Göktürkler Basmıl, Karluk ve Uygur boylarının isyanı sonucu yıkılmıştır.
Göktürklerin Önemli Özellikleri
1.Dağınık halde yaşayan Türk boylarını bir bayrak altına toplayan ikinci Türk Devleti’dir.
2. Türk tarihinin ilk yazılı eserlerini bıraktılar.
3. Ulusal adımızla kurulan ilk Türk devletidir.
4. Göktürklerde devlet – millet bilinci ve miliyetçilik anlayışı en iyi şekilde uygulanmıştır.
4. Uygur Devleti 744 – 840
Karluk, Basmil ve Uygur boyları Göktürk Devleti’ni yıktıktan sonra Kutluk Kül Bilge Kağan tarafından Ötüken bölgesinde kuruldu.

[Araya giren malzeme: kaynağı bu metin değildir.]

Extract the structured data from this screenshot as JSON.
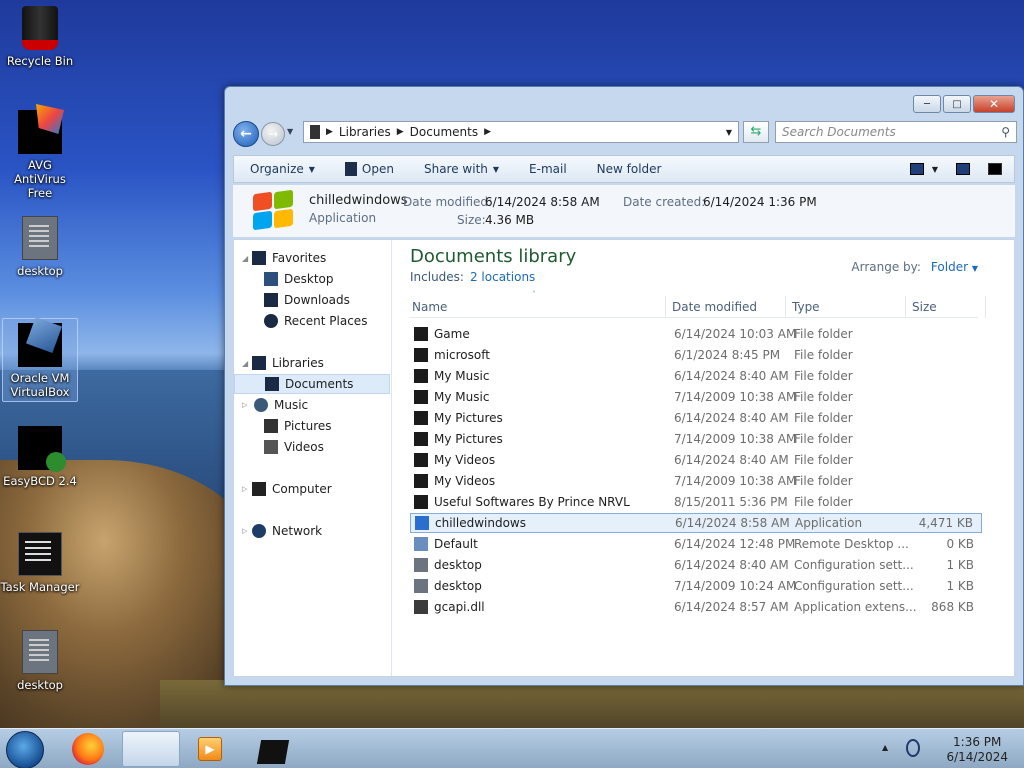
{
  "desktop": {
    "icons": [
      {
        "label": "Recycle Bin"
      },
      {
        "label": "AVG AntiVirus Free"
      },
      {
        "label": "desktop"
      },
      {
        "label": "Oracle VM VirtualBox"
      },
      {
        "label": "EasyBCD 2.4"
      },
      {
        "label": "Task Manager"
      },
      {
        "label": "desktop"
      }
    ]
  },
  "window": {
    "breadcrumb": [
      "Libraries",
      "Documents"
    ],
    "search_placeholder": "Search Documents",
    "toolbar": {
      "organize": "Organize",
      "open": "Open",
      "share_with": "Share with",
      "email": "E-mail",
      "new_folder": "New folder"
    },
    "details": {
      "name": "chilledwindows",
      "type": "Application",
      "date_modified_label": "Date modified:",
      "date_modified": "6/14/2024 8:58 AM",
      "size_label": "Size:",
      "size": "4.36 MB",
      "date_created_label": "Date created:",
      "date_created": "6/14/2024 1:36 PM"
    },
    "nav": {
      "favorites": "Favorites",
      "desktop": "Desktop",
      "downloads": "Downloads",
      "recent": "Recent Places",
      "libraries": "Libraries",
      "documents": "Documents",
      "music": "Music",
      "pictures": "Pictures",
      "videos": "Videos",
      "computer": "Computer",
      "network": "Network"
    },
    "library": {
      "title": "Documents library",
      "includes": "Includes:",
      "locations": "2 locations",
      "arrange_by": "Arrange by:",
      "arrange_value": "Folder"
    },
    "columns": {
      "name": "Name",
      "date": "Date modified",
      "type": "Type",
      "size": "Size"
    },
    "files": [
      {
        "name": "Game",
        "date": "6/14/2024 10:03 AM",
        "type": "File folder",
        "size": ""
      },
      {
        "name": "microsoft",
        "date": "6/1/2024 8:45 PM",
        "type": "File folder",
        "size": ""
      },
      {
        "name": "My Music",
        "date": "6/14/2024 8:40 AM",
        "type": "File folder",
        "size": ""
      },
      {
        "name": "My Music",
        "date": "7/14/2009 10:38 AM",
        "type": "File folder",
        "size": ""
      },
      {
        "name": "My Pictures",
        "date": "6/14/2024 8:40 AM",
        "type": "File folder",
        "size": ""
      },
      {
        "name": "My Pictures",
        "date": "7/14/2009 10:38 AM",
        "type": "File folder",
        "size": ""
      },
      {
        "name": "My Videos",
        "date": "6/14/2024 8:40 AM",
        "type": "File folder",
        "size": ""
      },
      {
        "name": "My Videos",
        "date": "7/14/2009 10:38 AM",
        "type": "File folder",
        "size": ""
      },
      {
        "name": "Useful Softwares By Prince NRVL",
        "date": "8/15/2011 5:36 PM",
        "type": "File folder",
        "size": ""
      },
      {
        "name": "chilledwindows",
        "date": "6/14/2024 8:58 AM",
        "type": "Application",
        "size": "4,471 KB"
      },
      {
        "name": "Default",
        "date": "6/14/2024 12:48 PM",
        "type": "Remote Desktop ...",
        "size": "0 KB"
      },
      {
        "name": "desktop",
        "date": "6/14/2024 8:40 AM",
        "type": "Configuration sett...",
        "size": "1 KB"
      },
      {
        "name": "desktop",
        "date": "7/14/2009 10:24 AM",
        "type": "Configuration sett...",
        "size": "1 KB"
      },
      {
        "name": "gcapi.dll",
        "date": "6/14/2024 8:57 AM",
        "type": "Application extens...",
        "size": "868 KB"
      }
    ]
  },
  "taskbar": {
    "time": "1:36 PM",
    "date": "6/14/2024"
  }
}
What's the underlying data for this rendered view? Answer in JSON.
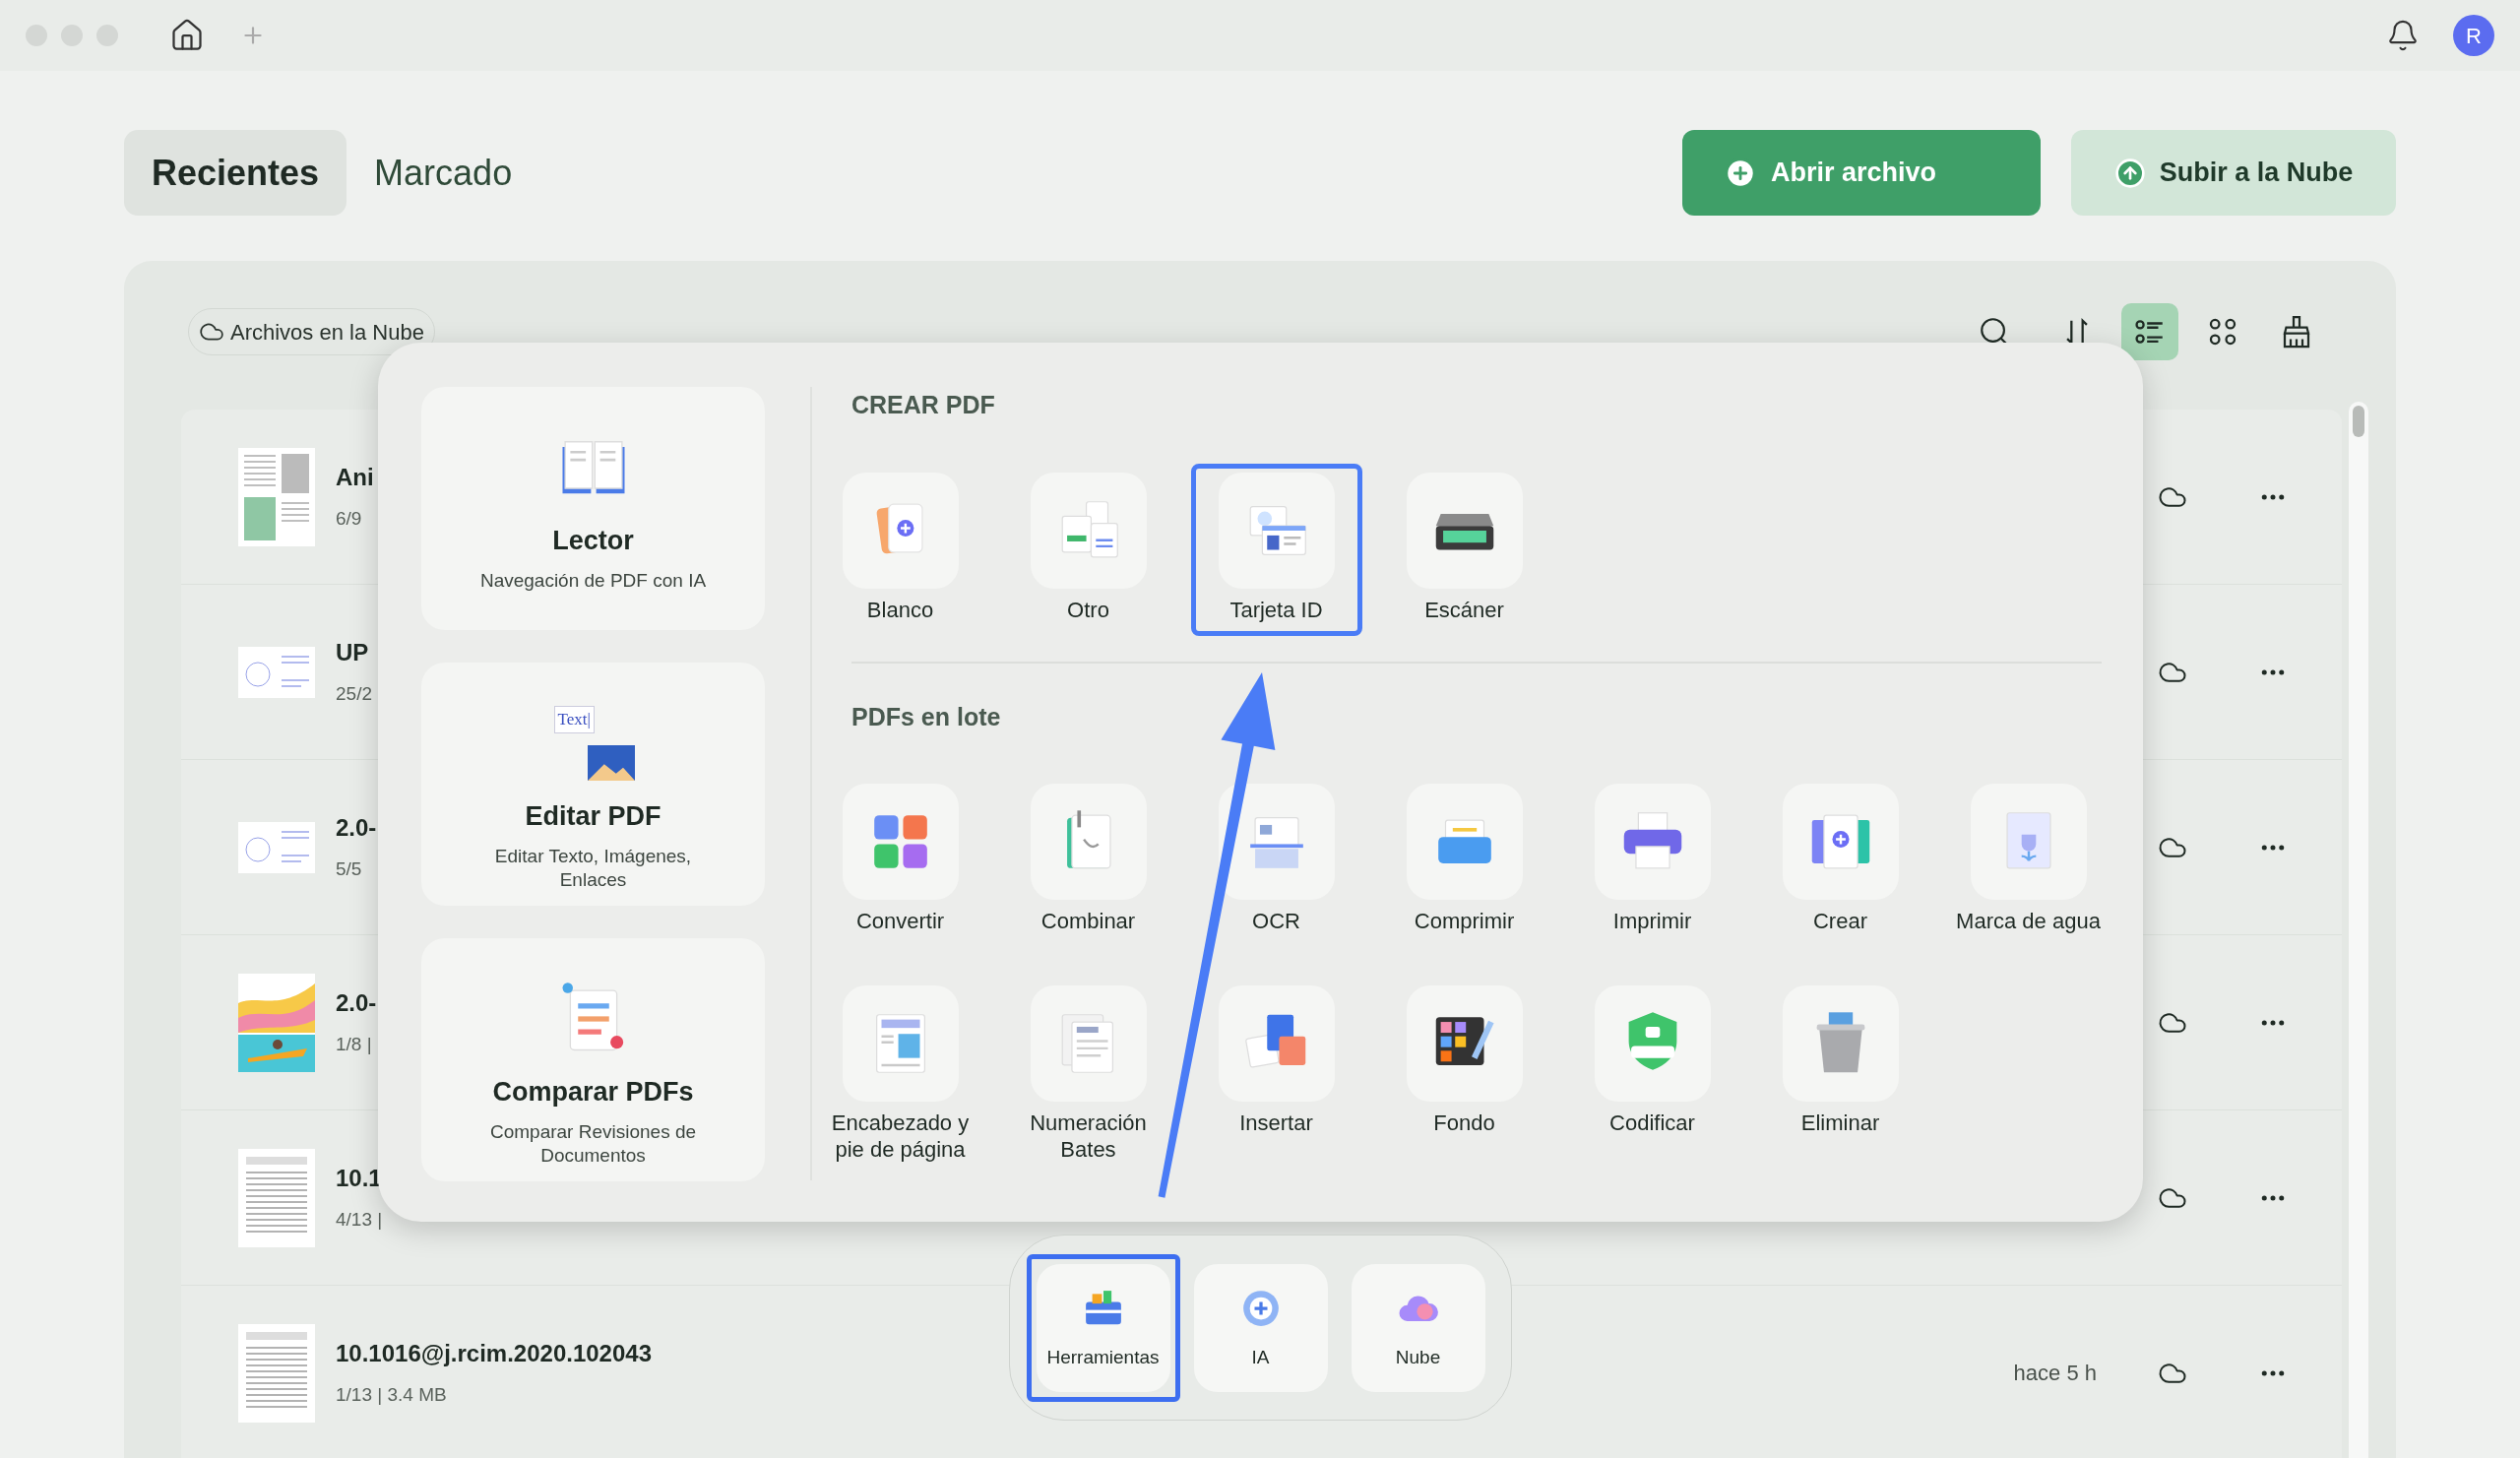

Uygur Devleti, Hunların ve Göktürlerin kültür mirası üzerine kurulmuştur. Ancak, Uygurlar bu devletlerden farklı olarak tam bir yerleşik hayat yaşamışlardır. Taş üzerine belgeler yerine, kağıt üzerine yazılmış belgeler bırakmışlardır.
- Mimaride ve sanat alanında eserler meydana getirildi.
- Hapis cezaları uygulanmaya başlandı.
- Orta oyunları (tiyatro) oynanmaya başladı.
- Kent kültürü güçlendi.
- Göçebe hayatın geçim kaynağı olan avcılık ve toplayıcılık, yerini tarım ve sanayiye bıraktı.
751 Talas Irmağı Savaşı’nda (Arap – Çin Savaşı) Karluk Yağma ve Çiğil boyları Araplara (Abbasi Devleti) yardım ettiler. Mücadeleyi Araplar kazandı. Batı Türkistan Çin hakimiyetine girmekten kurtuldu. Talas Savaşı Türklerle Araplar arasında dostluk sürecinin başlamasında da etkili olmuştur.
839-840 yılında Uygurlar Kırgızlar tarafından yıkıldılar. Yurtlarından sürüldüler.
Dağılan Uygur Devleti daha sonra Kansu ve Turfan Uygurları olarak ortaya çıkmıştır.